Buchhaltung bezeichnet die systematische, lückenlose Aufzeichnung aller Geschäftsvorfälle eines Unternehmens in Zahlen. Sie ist gesetzlich vorgeschrieben (HGB, AO), bildet die Grundlage für Jahresabschluss und Steuererklärung – und ist zugleich einer der dokumentenintensivsten Prozesse im Unternehmen. Jeder Buchungssatz braucht einen Beleg, und jeder Beleg muss revisionssicher aufbewahrt werden. Genau an dieser Schnittstelle von Beleg und Buchung setzt ein Dokumentenmanagementsystem an.

Finanz-, Debitoren- und Kreditorenbuchhaltung

Die Finanzbuchhaltung gliedert sich klassisch in Teilbereiche: Die Debitorenbuchhaltung verwaltet Forderungen gegenüber Kunden (Ausgangsrechnungen), die Kreditorenbuchhaltung die Verbindlichkeiten gegenüber Lieferanten (Eingangsrechnungen). Hinzu kommen Anlagen-, Lohn- und Sachkontenbuchhaltung. Den größten Digitalisierungshebel bietet erfahrungsgemäß der Kreditorenbereich, weil hier viele Belege manuell geprüft, freigegeben und gebucht werden müssen.

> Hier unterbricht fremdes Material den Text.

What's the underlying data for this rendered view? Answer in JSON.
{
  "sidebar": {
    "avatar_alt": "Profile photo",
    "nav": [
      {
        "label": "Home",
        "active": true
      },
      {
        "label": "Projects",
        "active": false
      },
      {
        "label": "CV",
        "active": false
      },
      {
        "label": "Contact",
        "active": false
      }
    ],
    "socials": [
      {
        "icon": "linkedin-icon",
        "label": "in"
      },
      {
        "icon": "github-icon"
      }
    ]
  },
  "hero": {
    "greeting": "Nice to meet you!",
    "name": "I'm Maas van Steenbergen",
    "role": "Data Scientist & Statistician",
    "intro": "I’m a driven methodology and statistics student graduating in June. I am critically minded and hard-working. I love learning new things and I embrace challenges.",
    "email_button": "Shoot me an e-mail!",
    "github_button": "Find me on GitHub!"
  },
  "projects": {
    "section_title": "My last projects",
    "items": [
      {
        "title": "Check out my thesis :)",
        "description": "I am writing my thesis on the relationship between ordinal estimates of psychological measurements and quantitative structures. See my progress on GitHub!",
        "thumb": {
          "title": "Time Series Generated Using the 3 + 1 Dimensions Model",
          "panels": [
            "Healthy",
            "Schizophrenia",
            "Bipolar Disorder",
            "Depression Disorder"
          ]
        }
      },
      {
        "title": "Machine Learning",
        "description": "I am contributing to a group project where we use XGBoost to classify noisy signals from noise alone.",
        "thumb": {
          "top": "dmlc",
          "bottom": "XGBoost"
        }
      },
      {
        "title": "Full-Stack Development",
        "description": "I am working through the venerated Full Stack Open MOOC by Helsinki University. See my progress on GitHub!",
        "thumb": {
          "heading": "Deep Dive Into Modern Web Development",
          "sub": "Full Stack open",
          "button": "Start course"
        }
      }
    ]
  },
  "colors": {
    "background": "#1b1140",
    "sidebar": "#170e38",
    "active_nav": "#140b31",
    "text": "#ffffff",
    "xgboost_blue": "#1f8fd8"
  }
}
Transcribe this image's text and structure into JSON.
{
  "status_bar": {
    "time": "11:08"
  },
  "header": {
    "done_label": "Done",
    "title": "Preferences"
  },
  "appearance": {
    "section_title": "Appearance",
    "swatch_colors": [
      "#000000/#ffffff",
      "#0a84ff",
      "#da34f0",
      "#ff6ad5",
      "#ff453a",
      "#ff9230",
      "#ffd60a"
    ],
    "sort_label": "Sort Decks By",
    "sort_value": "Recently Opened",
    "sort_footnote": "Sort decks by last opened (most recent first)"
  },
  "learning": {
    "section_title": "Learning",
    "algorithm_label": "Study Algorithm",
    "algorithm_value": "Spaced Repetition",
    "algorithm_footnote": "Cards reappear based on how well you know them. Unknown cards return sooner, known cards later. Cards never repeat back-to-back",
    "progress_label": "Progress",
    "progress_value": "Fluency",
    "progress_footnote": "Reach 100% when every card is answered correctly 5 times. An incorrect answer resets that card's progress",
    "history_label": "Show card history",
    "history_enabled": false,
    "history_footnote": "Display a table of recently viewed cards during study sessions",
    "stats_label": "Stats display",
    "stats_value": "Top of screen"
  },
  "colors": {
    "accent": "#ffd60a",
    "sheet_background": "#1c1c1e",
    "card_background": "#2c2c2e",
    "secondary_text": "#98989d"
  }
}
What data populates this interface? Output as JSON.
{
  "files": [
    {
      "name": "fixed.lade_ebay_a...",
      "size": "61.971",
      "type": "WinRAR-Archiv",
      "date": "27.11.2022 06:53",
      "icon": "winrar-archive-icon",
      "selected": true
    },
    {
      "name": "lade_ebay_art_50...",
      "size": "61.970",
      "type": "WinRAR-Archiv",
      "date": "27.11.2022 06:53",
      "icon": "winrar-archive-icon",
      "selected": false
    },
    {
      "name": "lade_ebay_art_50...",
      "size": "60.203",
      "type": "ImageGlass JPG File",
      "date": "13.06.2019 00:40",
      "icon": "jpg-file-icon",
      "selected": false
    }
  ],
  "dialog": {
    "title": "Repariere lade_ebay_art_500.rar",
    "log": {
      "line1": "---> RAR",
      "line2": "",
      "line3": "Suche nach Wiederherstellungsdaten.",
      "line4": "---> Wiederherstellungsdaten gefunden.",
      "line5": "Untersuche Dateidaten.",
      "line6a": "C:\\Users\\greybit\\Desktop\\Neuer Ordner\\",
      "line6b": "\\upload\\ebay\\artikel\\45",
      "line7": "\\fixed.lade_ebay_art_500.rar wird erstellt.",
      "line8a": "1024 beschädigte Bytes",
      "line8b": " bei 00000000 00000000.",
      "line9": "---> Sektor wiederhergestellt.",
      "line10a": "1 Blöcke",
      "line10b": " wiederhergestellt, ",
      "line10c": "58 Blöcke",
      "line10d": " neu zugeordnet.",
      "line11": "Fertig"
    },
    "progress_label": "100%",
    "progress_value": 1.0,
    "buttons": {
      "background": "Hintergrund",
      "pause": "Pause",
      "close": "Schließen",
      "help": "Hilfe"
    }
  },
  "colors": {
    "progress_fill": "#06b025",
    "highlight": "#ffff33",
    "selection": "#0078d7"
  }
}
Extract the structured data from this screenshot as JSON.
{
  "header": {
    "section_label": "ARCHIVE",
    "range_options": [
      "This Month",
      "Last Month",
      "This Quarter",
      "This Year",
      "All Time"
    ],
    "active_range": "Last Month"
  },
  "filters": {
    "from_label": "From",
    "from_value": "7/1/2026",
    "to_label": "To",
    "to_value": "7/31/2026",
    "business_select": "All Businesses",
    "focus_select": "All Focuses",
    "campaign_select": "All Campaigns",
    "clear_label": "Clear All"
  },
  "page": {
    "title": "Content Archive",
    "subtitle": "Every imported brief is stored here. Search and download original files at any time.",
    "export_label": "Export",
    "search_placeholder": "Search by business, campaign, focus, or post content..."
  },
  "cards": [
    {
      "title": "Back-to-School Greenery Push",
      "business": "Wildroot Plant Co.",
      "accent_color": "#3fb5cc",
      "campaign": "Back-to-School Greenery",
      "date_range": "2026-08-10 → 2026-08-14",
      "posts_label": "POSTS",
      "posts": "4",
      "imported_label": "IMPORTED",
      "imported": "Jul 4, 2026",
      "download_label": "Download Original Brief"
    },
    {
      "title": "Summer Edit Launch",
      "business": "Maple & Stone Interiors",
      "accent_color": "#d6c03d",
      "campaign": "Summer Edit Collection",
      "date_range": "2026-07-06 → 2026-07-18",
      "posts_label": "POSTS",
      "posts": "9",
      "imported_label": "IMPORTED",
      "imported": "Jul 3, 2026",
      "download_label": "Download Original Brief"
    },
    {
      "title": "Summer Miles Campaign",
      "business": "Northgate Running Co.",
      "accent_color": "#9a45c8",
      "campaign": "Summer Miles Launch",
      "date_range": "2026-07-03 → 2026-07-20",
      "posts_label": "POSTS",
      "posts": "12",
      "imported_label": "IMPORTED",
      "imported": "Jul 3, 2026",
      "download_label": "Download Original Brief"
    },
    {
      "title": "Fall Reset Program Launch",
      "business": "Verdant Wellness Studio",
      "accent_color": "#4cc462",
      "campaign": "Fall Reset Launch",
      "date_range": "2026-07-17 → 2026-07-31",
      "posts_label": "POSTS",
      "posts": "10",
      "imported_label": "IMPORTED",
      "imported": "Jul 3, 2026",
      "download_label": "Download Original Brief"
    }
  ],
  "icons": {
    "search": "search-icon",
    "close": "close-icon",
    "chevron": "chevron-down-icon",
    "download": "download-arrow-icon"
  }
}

Vorbereitende Buchhaltung im DMS

Viele mittelständische Unternehmen erledigen die laufende Buchhaltung selbst und übergeben an die Steuerkanzlei. Ein Dokumentenmanagementsystem übernimmt dabei die vorbereitende Arbeit: Belege werden per OCR erfasst und ausgelesen, automatisch klassifiziert, über einen Freigabe-Workflow geleitet und revisionssicher archiviert. Der eigentliche Buchungssatz entsteht erst danach – aber auf einer sauberen, vollständigen und auffindbaren Belegbasis.

Übergabe an DATEV und ERP

Den Abschluss bildet die Übergabe an die Buchhaltungssoftware. Über die DATEV-Schnittstelle oder eine ERP-Anbindung werden Buchungssatz und Belegbild gemeinsam übermittelt. Bei eindeutigen Vorgängen entsteht eine vollautomatische Dunkelbuchung. workcentrix entwickelt diese Anbindungen individuell – von der Eingangsrechnung über die Autokontierung bis zur fertig vorbereiteten Buchung.

Buchhaltung und GoBD

Jede digitale Buchhaltung unterliegt den GoBD: Belege müssen unveränderbar, vollständig, zeitgerecht und nachvollziehbar archiviert werden. Ein revisionssicheres Archiv schützt bei Betriebsprüfungen und ist Voraussetzung dafür, dass elektronisch gebuchte Belege überhaupt anerkannt werden. Buchhaltung und Dokumentenmanagement sind damit keine getrennten Welten, sondern zwei Seiten desselben Prozesses.